Cette effroyable crise de notre existence nationale ne peut point passer en vain ; elle doit être pour nous un fécond enseignement après avoir été la plus douloureuse des épreuves. Depuis six mois, la France a pu voir où sont ses faiblesses, quelles déviations successives, quelles erreurs accumulées l’ont conduite à de si incomparables désastres. Il faut que la France songe aujourd’hui à se refaire moralement, politiquement, matériellement. Ceci n’est plus seulement l’œuvre d’une assemblée, c’est l’affaire de tout le monde. Pour tout ce qui porte un cœur français, le premier devoir maintenant est de mettre la main à ce travail commun qui doit embrasser notre reconstitution militaire, l’énergique réforme de l’éducation publique, notre réorganisation intérieure. La France a été perdue par les prospérités énervantes, par les séductions faciles, par les frivolités d’un scepticisme corrupteur.

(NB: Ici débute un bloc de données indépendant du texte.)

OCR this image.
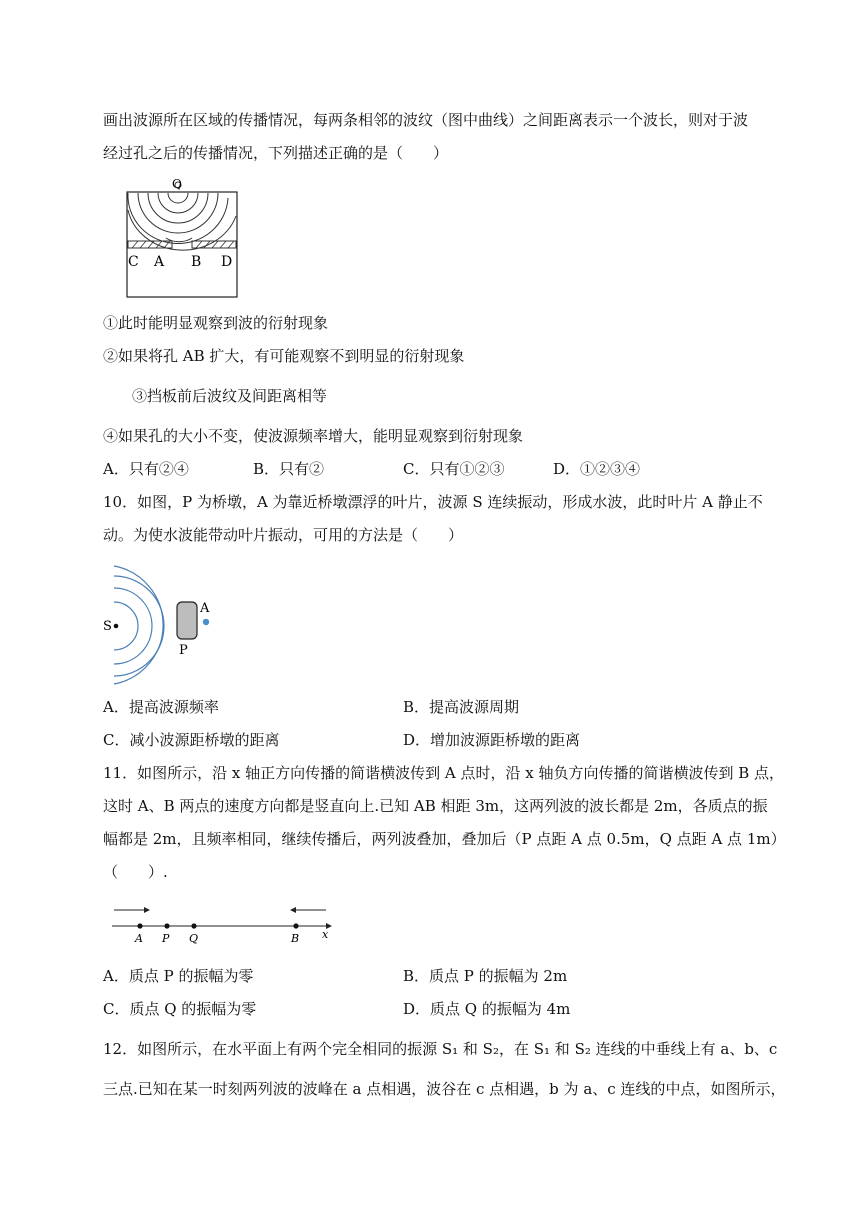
画出波源所在区域的传播情况，每两条相邻的波纹（图中曲线）之间距离表示一个波长，则对于波
经过孔之后的传播情况，下列描述正确的是（　　）
Q
C A B D
①此时能明显观察到波的衍射现象
②如果将孔 AB 扩大，有可能观察不到明显的衍射现象
③挡板前后波纹及间距离相等
④如果孔的大小不变，使波源频率增大，能明显观察到衍射现象
A．只有②④	B．只有②	C．只有①②③	D．①②③④
10．如图，P 为桥墩，A 为靠近桥墩漂浮的叶片，波源 S 连续振动，形成水波，此时叶片 A 静止不
动。为使水波能带动叶片振动，可用的方法是（　　）
S
P
A
A．提高波源频率	B．提高波源周期
C．减小波源距桥墩的距离	D．增加波源距桥墩的距离
11．如图所示，沿 x 轴正方向传播的简谐横波传到 A 点时，沿 x 轴负方向传播的简谐横波传到 B 点，
这时 A、B 两点的速度方向都是竖直向上.已知 AB 相距 3m，这两列波的波长都是 2m，各质点的振
幅都是 2m，且频率相同，继续传播后，两列波叠加，叠加后（P 点距 A 点 0.5m，Q 点距 A 点 1m）
（　　）.
A P Q	B x
A．质点 P 的振幅为零	B．质点 P 的振幅为 2m
C．质点 Q 的振幅为零	D．质点 Q 的振幅为 4m
12．如图所示，在水平面上有两个完全相同的振源 S₁ 和 S₂，在 S₁ 和 S₂ 连线的中垂线上有 a、b、c
三点.已知在某一时刻两列波的波峰在 a 点相遇，波谷在 c 点相遇，b 为 a、c 连线的中点，如图所示，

Le moment est venu pour elle de se relever sous la forte et salutaire discipline du malheur. Elle sait aujourd’hui ce qu’il en coûte d’oublier les grandes inspirations pour se jeter à la poursuite du bien-être et des jouissances, d’abandonner tous ses droits, de laisser se détendre et s’altérer sa vie publique ; elle vient de l’éprouver d’une manière tragique. Si elle eût exercé un contrôle plus sévère sur ses propres destinées, sur ses affaires, elle ne serait point aujourd’hui où elle en est ; elle aurait demanda des comptes, elle aurait su ce que ne savaient pas pour elle ceux qui l’endormaient dans une trompeuse sécurité. Elle a certainement payé assez cher le droit de reprendre possession d’elle-même, de ne plus se fier aux prétendus sauveurs qui la perdent Elle se rachète au prix du sang et des plus effroyables souffrances ; elle n’aura pas du moins tout perdu, si, dans l’ère de travail et de régénération qui commence, elle n’oublie jamais ce qui l’a conduite à de telles extrémités.

ch. de mazade.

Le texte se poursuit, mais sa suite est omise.